I had tried to set my 2 inner queries so that they used different connection variables (conn2 and conn3), and also different strSQL variables, but that didn't help. And I'm still a newb when it comes to SQL, having programmed using MySQL until this probject. Any help would be greately appreciated.
using (SqlConnection conn = new SqlConnection(System.Configuration.ConfigurationManager.ConnectionStrings["connectionName"].ToString()))
using (SqlCommand strSQL = conn.CreateCommand())
{
strSQL.CommandText = "SELECT field FROM itemsTable";
try
{
conn.Open();
using (SqlDataReader itemReader = strSQL.ExecuteReader())
{
while (itemReader.Read())
{
{Do some stuff here}
using (SqlConnection conn2 = new SqlConnection(System.Configuration.ConfigurationManager.ConnectionStrings["connectionName"].ToString()))
using (SqlCommand strSQL2 = conn2.CreateCommand())
{
strSQL2.CommandText = "SELECT fields FROM userTable";
try
{
conn2.Open();
using (SqlDataReader itemReader2 = strSQL2.ExecuteReader())
{
while (itemReader2.Read())
{
{Do stuff here}
}
itemReader2.Close();
}
}
catch (Exception e3)
{
throw new Exception(e3.Message);
}
finally
{
conn2.Close();
}
}
{Do some more stuff here}
using (SqlConnection conn2 = new SqlConnection(System.Configuration.ConfigurationManager.ConnectionStrings["connectionName"].ToString()))

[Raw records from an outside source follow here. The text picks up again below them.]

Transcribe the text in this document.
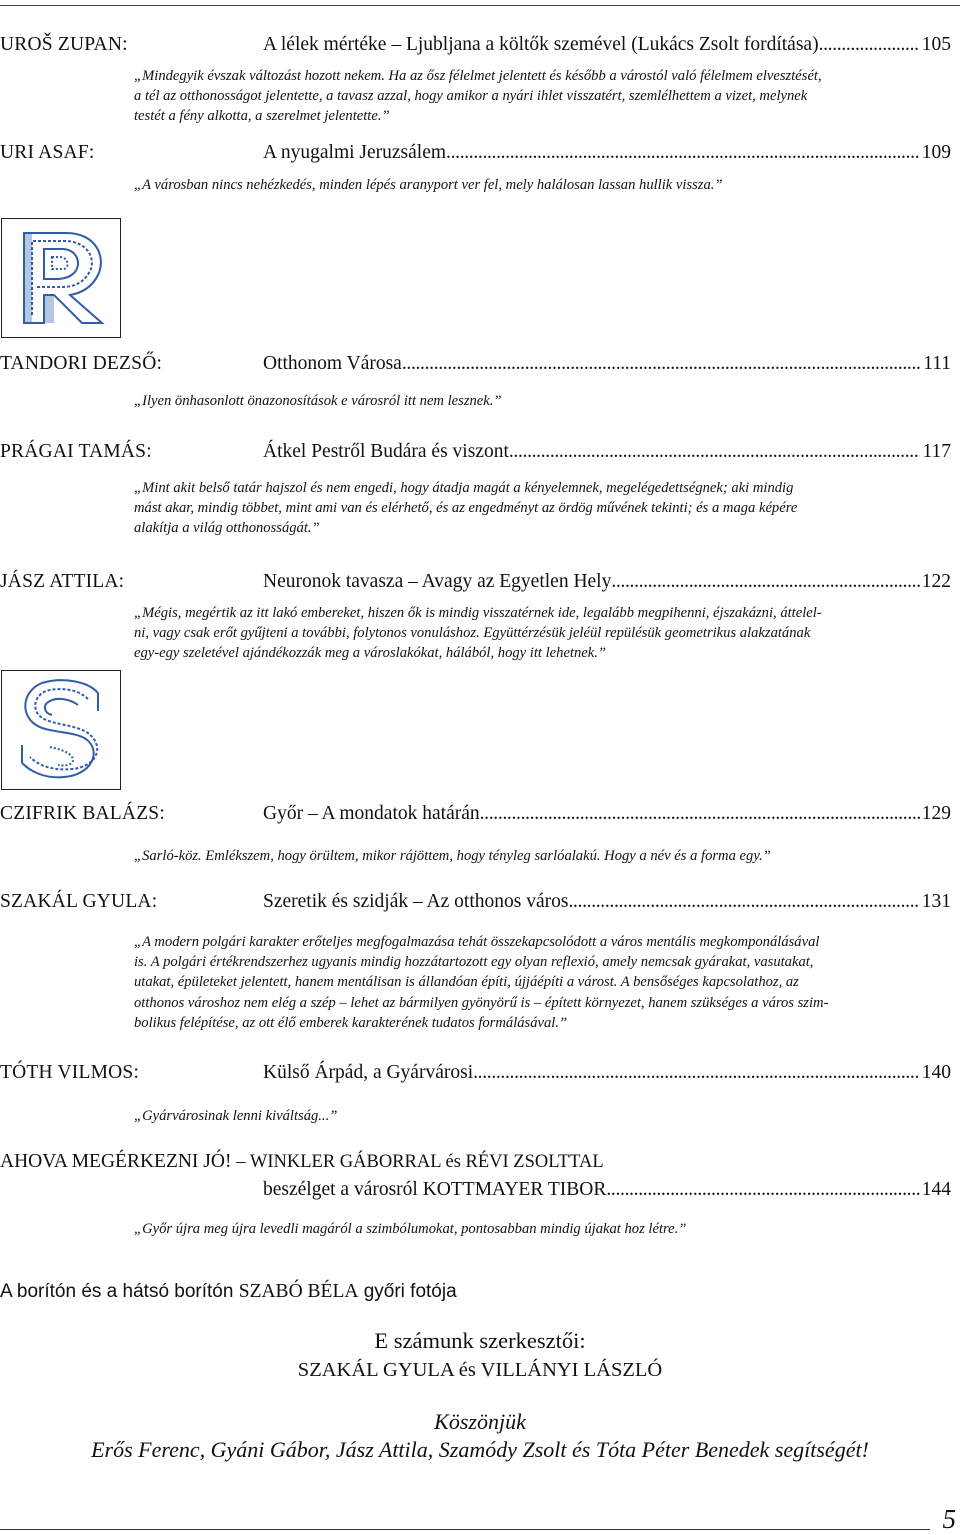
UROŠ ZUPAN:	A lélek mértéke – Ljubljana a költők szemével (Lukács Zsolt fordítása) . . .	105
„Mindegyik évszak változást hozott nekem. Ha az ősz félelmet jelentett és később a várostól való félelmem elvesztését,
a tél az otthonosságot jelentette, a tavasz azzal, hogy amikor a nyári ihlet visszatért, szemlélhettem a vizet, melynek
testét a fény alkotta, a szerelmet jelentette.”
URI ASAF:	A nyugalmi Jeruzsálem . . .	109
„A városban nincs nehézkedés, minden lépés aranyport ver fel, mely halálosan lassan hullik vissza.”
TANDORI DEZSŐ:	Otthonom Városa . . .	111
„Ilyen önhasonlott önazonosítások e városról itt nem lesznek.”
PRÁGAI TAMÁS:	Átkel Pestről Budára és viszont . . .	117
„Mint akit belső tatár hajszol és nem engedi, hogy átadja magát a kényelemnek, megelégedettségnek; aki mindig
mást akar, mindig többet, mint ami van és elérhető, és az engedményt az ördög művének tekinti; és a maga képére
alakítja a világ otthonosságát.”
JÁSZ ATTILA:	Neuronok tavasza – Avagy az Egyetlen Hely . . .	122
„Mégis, megértik az itt lakó embereket, hiszen ők is mindig visszatérnek ide, legalább megpihenni, éjszakázni, áttelel-
ni, vagy csak erőt gyűjteni a további, folytonos vonuláshoz. Együttérzésük jeléül repülésük geometrikus alakzatának
egy-egy szeletével ajándékozzák meg a városlakókat, hálából, hogy itt lehetnek.”
CZIFRIK BALÁZS:	Győr – A mondatok határán . . .	129
„Sarló-köz. Emlékszem, hogy örültem, mikor rájöttem, hogy tényleg sarlóalakú. Hogy a név és a forma egy.”
SZAKÁL GYULA:	Szeretik és szidják – Az otthonos város . . .	131
„A modern polgári karakter erőteljes megfogalmazása tehát összekapcsolódott a város mentális megkomponálásával
is. A polgári értékrendszerhez ugyanis mindig hozzátartozott egy olyan reflexió, amely nemcsak gyárakat, vasutakat,
utakat, épületeket jelentett, hanem mentálisan is állandóan építi, újjáépíti a várost. A bensőséges kapcsolathoz, az
otthonos városhoz nem elég a szép – lehet az bármilyen gyönyörű is – épített környezet, hanem szükséges a város szim-
bolikus felépítése, az ott élő emberek karakterének tudatos formálásával.”
TÓTH VILMOS:	Külső Árpád, a Gyárvárosi . . .	140
„Gyárvárosinak lenni kiváltság...”
AHOVA MEGÉRKEZNI JÓ! – WINKLER GÁBORRAL és RÉVI ZSOLTTAL
beszélget a városról KOTTMAYER TIBOR . . .	144
„Győr újra meg újra levedli magáról a szimbólumokat, pontosabban mindig újakat hoz létre.”
A borítón és a hátsó borítón SZABÓ BÉLA győri fotója
E számunk szerkesztői:
SZAKÁL GYULA és VILLÁNYI LÁSZLÓ
Köszönjük
Erős Ferenc, Gyáni Gábor, Jász Attila, Szamódy Zsolt és Tóta Péter Benedek segítségét!
5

using (SqlCommand strSQL2 = conn2.CreateCommand())
{
strSQL2.CommandText = "UPDATE userTable set field='value'";
try
{
conn2.Open();
strSQL2.ExecuteNonQuery();
}
catch (Exception e2)
{
throw new Exception(e2.Message);
}
finally
{
conn2.Close();
}
}
{Do even more stuff here.}
}
itemReader.Close();
}
}
catch (Exception e1)
{
throw new Exception(e1.Message);
}
finally
{
conn.Close();
}
}
There's some unusual logic going on with conn.Open(). I see it used several times, but I think you mean to use conn2.Open() in the inner using statements after the first call.